When Will an MRE Expire?
The question of “How long do MREs last?” is not quickly answered by looking at the average expiry date due to the wide variety of factors that might affect an MRE (if you can call that process simple at all). Predicted expiry dates for MREs may be less stringent than actual deterioration.
Evaluations of how long the food is still edible and how it tastes over time led to the norm of an MRE lasting an average of five years.
Just like the flavor of canned goods, an MRE’s quality will decrease with time in storage. The food’s nutrient content will decrease as a result. However, just because an MRE has beyond its “use by” date doesn’t imply it’s completely worthless.
Many people who have eaten MREs say they can consume ones that are ten or even twenty years old; however, the flavor isn’t great.
Since MREs are meant to be eaten in a pinch, they probably won’t be enjoyed for their flavor. Although its vitamin and mineral content may decrease with age, an MRE can still supply enough calories to get by in a pinch.

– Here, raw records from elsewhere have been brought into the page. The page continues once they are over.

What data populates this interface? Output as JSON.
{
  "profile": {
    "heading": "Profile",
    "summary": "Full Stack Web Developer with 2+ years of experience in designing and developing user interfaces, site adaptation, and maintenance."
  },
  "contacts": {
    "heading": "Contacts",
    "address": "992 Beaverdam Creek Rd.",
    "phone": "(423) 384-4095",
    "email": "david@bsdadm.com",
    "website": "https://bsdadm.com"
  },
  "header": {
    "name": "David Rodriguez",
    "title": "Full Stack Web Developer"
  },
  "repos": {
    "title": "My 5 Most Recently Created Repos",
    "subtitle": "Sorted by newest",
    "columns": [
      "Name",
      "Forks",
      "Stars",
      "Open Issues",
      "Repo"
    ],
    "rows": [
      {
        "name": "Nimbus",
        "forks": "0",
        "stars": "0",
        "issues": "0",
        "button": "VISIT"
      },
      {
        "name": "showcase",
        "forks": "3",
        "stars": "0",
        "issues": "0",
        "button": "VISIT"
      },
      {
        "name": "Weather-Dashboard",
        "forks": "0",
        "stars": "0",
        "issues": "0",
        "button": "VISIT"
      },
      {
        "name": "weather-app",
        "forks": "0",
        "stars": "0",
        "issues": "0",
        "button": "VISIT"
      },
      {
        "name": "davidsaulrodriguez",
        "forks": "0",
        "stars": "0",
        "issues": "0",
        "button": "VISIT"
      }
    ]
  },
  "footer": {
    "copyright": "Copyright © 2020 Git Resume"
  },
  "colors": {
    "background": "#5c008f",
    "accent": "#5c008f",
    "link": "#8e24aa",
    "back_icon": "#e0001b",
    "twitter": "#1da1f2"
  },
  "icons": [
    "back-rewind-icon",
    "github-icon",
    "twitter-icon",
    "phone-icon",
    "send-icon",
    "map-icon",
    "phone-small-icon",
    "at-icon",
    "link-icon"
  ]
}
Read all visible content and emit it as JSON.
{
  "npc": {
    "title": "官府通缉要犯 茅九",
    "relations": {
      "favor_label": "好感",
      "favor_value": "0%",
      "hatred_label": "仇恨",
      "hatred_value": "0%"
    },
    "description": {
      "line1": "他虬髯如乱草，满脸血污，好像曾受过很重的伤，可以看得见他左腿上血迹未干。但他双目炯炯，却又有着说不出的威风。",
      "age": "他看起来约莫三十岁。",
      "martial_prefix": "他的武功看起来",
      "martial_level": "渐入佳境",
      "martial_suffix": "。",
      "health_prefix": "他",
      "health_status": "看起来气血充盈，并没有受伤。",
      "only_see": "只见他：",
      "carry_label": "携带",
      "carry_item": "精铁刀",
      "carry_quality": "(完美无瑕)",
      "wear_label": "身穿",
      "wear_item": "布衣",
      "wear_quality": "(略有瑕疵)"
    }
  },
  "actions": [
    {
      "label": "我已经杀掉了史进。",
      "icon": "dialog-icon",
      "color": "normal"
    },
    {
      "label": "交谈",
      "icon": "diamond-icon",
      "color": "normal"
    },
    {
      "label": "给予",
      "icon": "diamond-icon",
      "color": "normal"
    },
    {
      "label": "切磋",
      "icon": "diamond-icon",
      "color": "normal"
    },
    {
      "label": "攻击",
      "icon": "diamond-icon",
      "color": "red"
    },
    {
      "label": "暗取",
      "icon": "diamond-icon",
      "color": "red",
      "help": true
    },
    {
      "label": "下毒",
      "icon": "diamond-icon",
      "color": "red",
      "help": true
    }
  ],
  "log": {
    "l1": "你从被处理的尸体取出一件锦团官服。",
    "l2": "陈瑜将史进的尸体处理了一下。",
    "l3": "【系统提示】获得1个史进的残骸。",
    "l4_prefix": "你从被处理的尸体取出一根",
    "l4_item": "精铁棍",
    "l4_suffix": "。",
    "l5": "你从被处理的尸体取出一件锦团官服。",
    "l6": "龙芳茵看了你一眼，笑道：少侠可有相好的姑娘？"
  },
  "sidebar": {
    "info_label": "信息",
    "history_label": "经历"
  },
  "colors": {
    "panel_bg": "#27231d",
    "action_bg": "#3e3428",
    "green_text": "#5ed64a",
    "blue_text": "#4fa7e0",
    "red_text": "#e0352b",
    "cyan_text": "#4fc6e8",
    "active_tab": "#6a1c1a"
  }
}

Can you still eat an old MRE?
Yes, you may still consume MREs that have passed their expiration date. To be avoided until necessary, however. Also, check the container and the product for physical damage before eating it. Do not consume the food if it is in a bad state or if it no longer looks or smells appetizing.
What will happen to you if you consume an MRE beyond its expiration date?
Generally speaking, eating stale MREs won’t hurt you. They are durable; therefore, there is less chance of food poisoning. However, although the safety of expired MREs is sometimes questioned, there is no evidence that they become unsafe to eat. However, if it was subjected to environmental factors like heat and humidity, the results may differ for each individual.